I inhale. No, no such luck. He's another sad fuck like me. But there is something about
him, something about his scent that's a little off. Must be whatever he was taking in the
bathroom. No surprise I guess. Whatever he's on would have to be some mean shit not to be
neutralized by the Vyrus the moment it entered his bloodstream. Sure would like to know
what it was. Be nice to try something like that sometime, something for a distraction.
Christ, I drank over a fifth of bourbon tonight and it barely gave me a buzz. The Spaz
stirs in my arms. Time to deal with the problem at hand.
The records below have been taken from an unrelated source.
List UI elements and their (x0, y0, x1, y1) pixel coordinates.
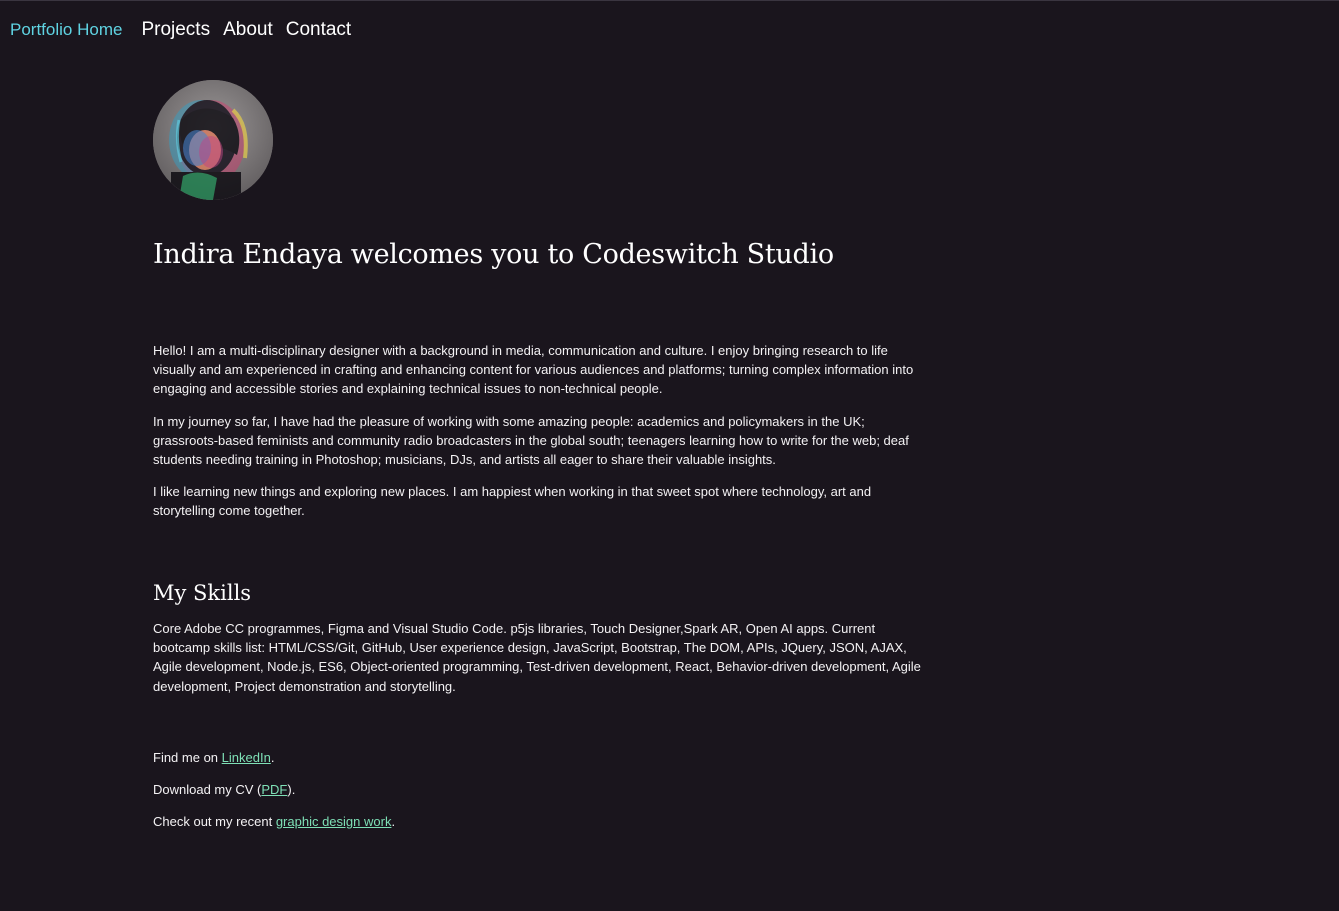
intro-paragraph-3: I like learning new things and exploring… (153, 484, 872, 519)
design-prefix: Check out my recent (153, 814, 276, 829)
nav-contact-link[interactable]: Contact (286, 19, 351, 41)
skills-heading: My Skills (153, 581, 252, 605)
cv-line: Download my CV (PDF). (153, 780, 295, 799)
cv-suffix: ). (287, 782, 296, 797)
graphic-design-work-link[interactable]: graphic design work (276, 814, 392, 829)
profile-photo-icon (153, 80, 273, 200)
nav-about-link[interactable]: About (223, 19, 273, 41)
linkedin-line: Find me on LinkedIn. (153, 748, 274, 767)
nav-portfolio-home-link[interactable]: Portfolio Home (10, 20, 122, 40)
design-work-line: Check out my recent graphic design work. (153, 812, 395, 831)
page-title: Indira Endaya welcomes you to Codeswitch… (153, 239, 834, 270)
cv-prefix: Download my CV ( (153, 782, 262, 797)
avatar (153, 80, 273, 200)
nav-projects-link[interactable]: Projects (141, 19, 210, 41)
intro-paragraph-1: Hello! I am a multi-disciplinary designe… (153, 343, 914, 397)
intro-paragraph-2: In my journey so far, I have had the ple… (153, 414, 909, 468)
cv-pdf-link[interactable]: PDF (261, 782, 287, 797)
linkedin-suffix: . (270, 750, 275, 765)
top-nav: Portfolio Home Projects About Contact (10, 18, 364, 42)
linkedin-link[interactable]: LinkedIn (222, 750, 271, 765)
design-suffix: . (391, 814, 396, 829)
skills-text: Core Adobe CC programmes, Figma and Visu… (153, 621, 921, 694)
linkedin-prefix: Find me on (153, 750, 222, 765)
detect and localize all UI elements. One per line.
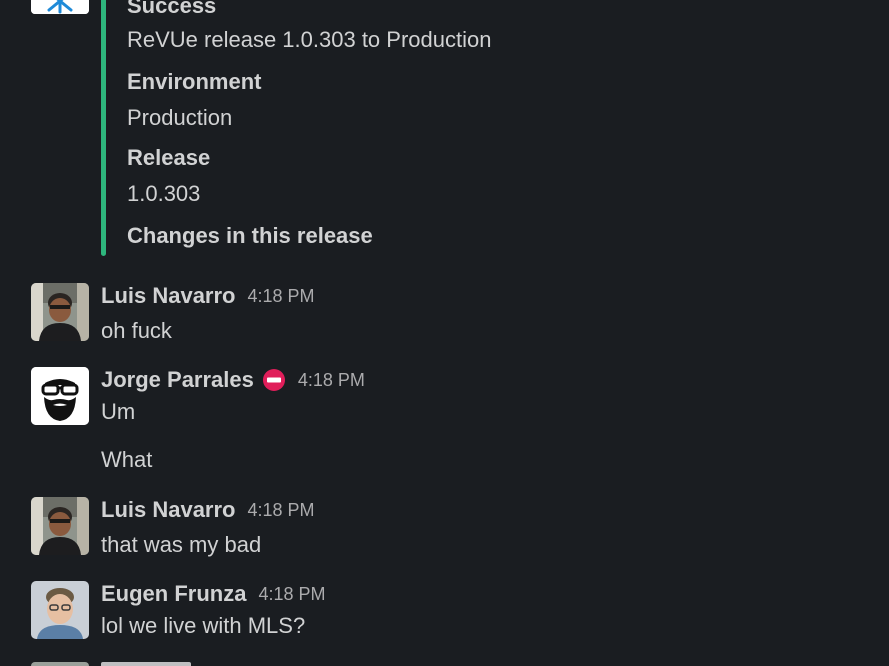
bot-avatar[interactable] xyxy=(31,0,89,14)
avatar[interactable] xyxy=(31,283,89,341)
next-message-clipped xyxy=(0,660,889,666)
sender-name[interactable]: Jorge Parrales xyxy=(101,367,254,393)
message-header: Luis Navarro 4:18 PM xyxy=(101,495,315,525)
message-text: lol we live with MLS? xyxy=(101,613,306,638)
changes-field-title[interactable]: Changes in this release xyxy=(127,221,727,251)
attachment-accent-bar xyxy=(101,0,106,256)
message-text: oh fuck xyxy=(101,318,172,343)
environment-field-title: Environment xyxy=(127,69,262,94)
timestamp[interactable]: 4:18 PM xyxy=(298,370,365,391)
message-pane: Success ReVUe release 1.0.303 to Product… xyxy=(0,0,889,666)
sender-name xyxy=(101,662,191,666)
message-header: Jorge Parrales 4:18 PM xyxy=(101,365,365,395)
avatar[interactable] xyxy=(31,367,89,425)
timestamp[interactable]: 4:18 PM xyxy=(258,584,325,605)
no-entry-icon[interactable] xyxy=(262,368,286,392)
message-header: Eugen Frunza 4:18 PM xyxy=(101,579,326,609)
avatar[interactable] xyxy=(31,497,89,555)
timestamp[interactable]: 4:18 PM xyxy=(248,500,315,521)
message-text: What xyxy=(101,447,153,472)
message-header: Luis Navarro 4:18 PM xyxy=(101,281,315,311)
avatar[interactable] xyxy=(31,662,89,666)
release-field-title: Release xyxy=(127,145,211,170)
status-field-title: Success xyxy=(127,0,217,18)
message-text: that was my bad xyxy=(101,532,262,557)
avatar[interactable] xyxy=(31,581,89,639)
message-text: Um xyxy=(101,399,136,424)
environment-field-value: Production xyxy=(127,105,233,130)
timestamp[interactable]: 4:18 PM xyxy=(248,286,315,307)
sender-name[interactable]: Eugen Frunza xyxy=(101,581,246,607)
status-field-value: ReVUe release 1.0.303 to Production xyxy=(127,27,492,52)
sender-name[interactable]: Luis Navarro xyxy=(101,497,236,523)
sender-name[interactable]: Luis Navarro xyxy=(101,283,236,309)
release-field-value: 1.0.303 xyxy=(127,181,201,206)
deploy-attachment: Success ReVUe release 1.0.303 to Product… xyxy=(127,0,727,251)
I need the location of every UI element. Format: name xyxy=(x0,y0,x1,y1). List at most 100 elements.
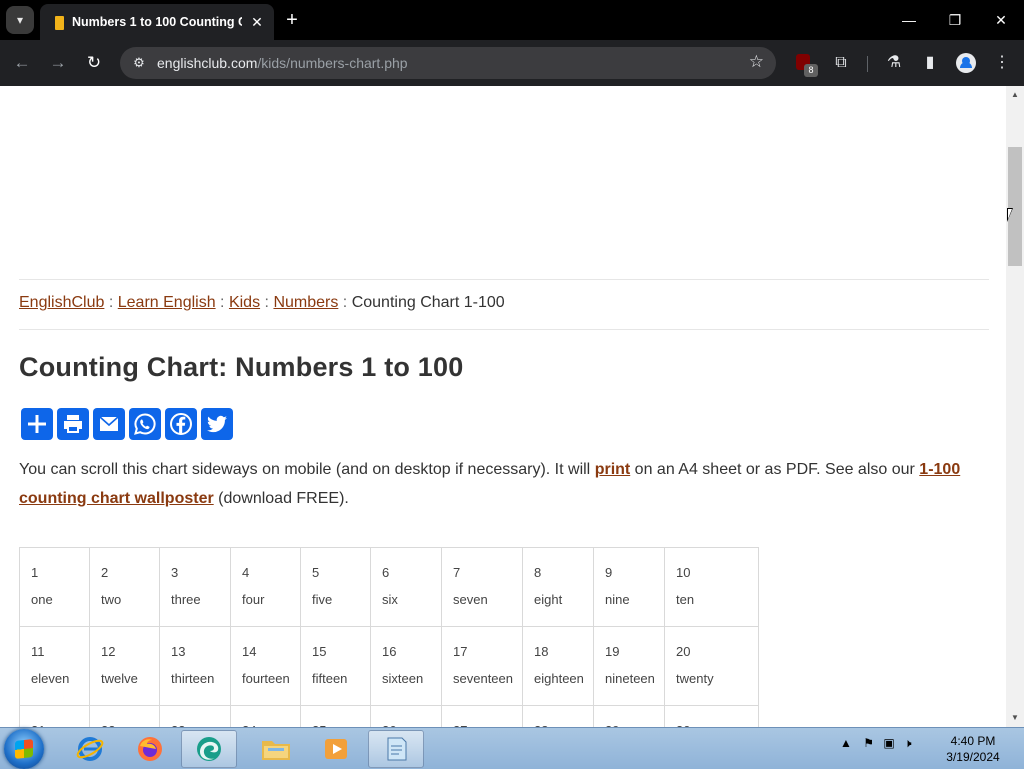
number-cell: 22 xyxy=(89,705,160,727)
number-cell: 20 twenty xyxy=(664,626,759,706)
url-host: englishclub.com xyxy=(157,55,258,71)
taskbar-firefox[interactable] xyxy=(122,730,178,768)
side-panel-icon[interactable]: ▮ xyxy=(918,51,942,75)
scroll-down-arrow-icon[interactable]: ▼ xyxy=(1010,713,1020,723)
reload-button[interactable]: ↻ xyxy=(82,51,106,75)
url-path: /kids/numbers-chart.php xyxy=(257,55,408,71)
breadcrumb-link-learn-english[interactable]: Learn English xyxy=(118,294,216,311)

I snap The Spaz's neck and shove him hard down the steps and watch him tumble to the
bottom. The broken neck won't kill him outright, not like it would a normal person. A
normal person, you break their neck, the medulla oblongata stops communicating with the
body and all those autonomic functions like your lungs inflating and your heart pumping
just stop. But the Vyrus reprograms your body, hyperoxygenates your blood and does a bunch
of other stuff I can't really follow. The Spaz won't be getting up or anything, but
there's enough O2 in his brain to keep him lucid for the next several minutes. Probably a
good thing for him that he's high.

I pop a smoke in my mouth, light it and head back across the bridge. I have to walk all
the way to Avenue B before I can find a cab, but I still make it back to my place just a
few minutes later than I wanted.

We don't get to sleep in.

Evie's a bartender. She's used to crawling into bed around dawn. Even on a night off she
has a hard time falling asleep before the sun hits the horizon. Me, I got my own reasons
for being a night owl. But we're up early the next day. Early for us, anyway, say just
after noon. Evie's got an appointment.

I reach for a smoke as she crawls out from under the covers.

--What's the deal today?

--Viral load results.

--Right.

I sit on the edge of the bed, smoking and watching Evie through the open bathroom door.
She rinses her mouth and spits toothpaste into the sink, then walks back into the bedroom.

--You been feeling any different?

--Nope. Nausea, vomiting. The usual.

--Yeah.

She squats next to her big black leather bag on the floor. Her back is to me. She's
wearing panties and one of my old wifebeaters. I look at her ass while she digs in the
bag.

--How much did you drink last night?

She keeps looking through the bag.

--A lot less than you.

--It's different.

--I know.

She finds a pill bottle in the bag and fishes out a capsule. Then she goes back in the bag
until she finds another bottle and takes two capsules from that one. She tosses all three
pills in her mouth and holds her hand out to me. I pick up the water glass from the
bedside table, hand it to her, and she washes the pills down.

--Aren't you supposed to take the Kaletra with food?

She's squeezing herself back into last night's leather pants.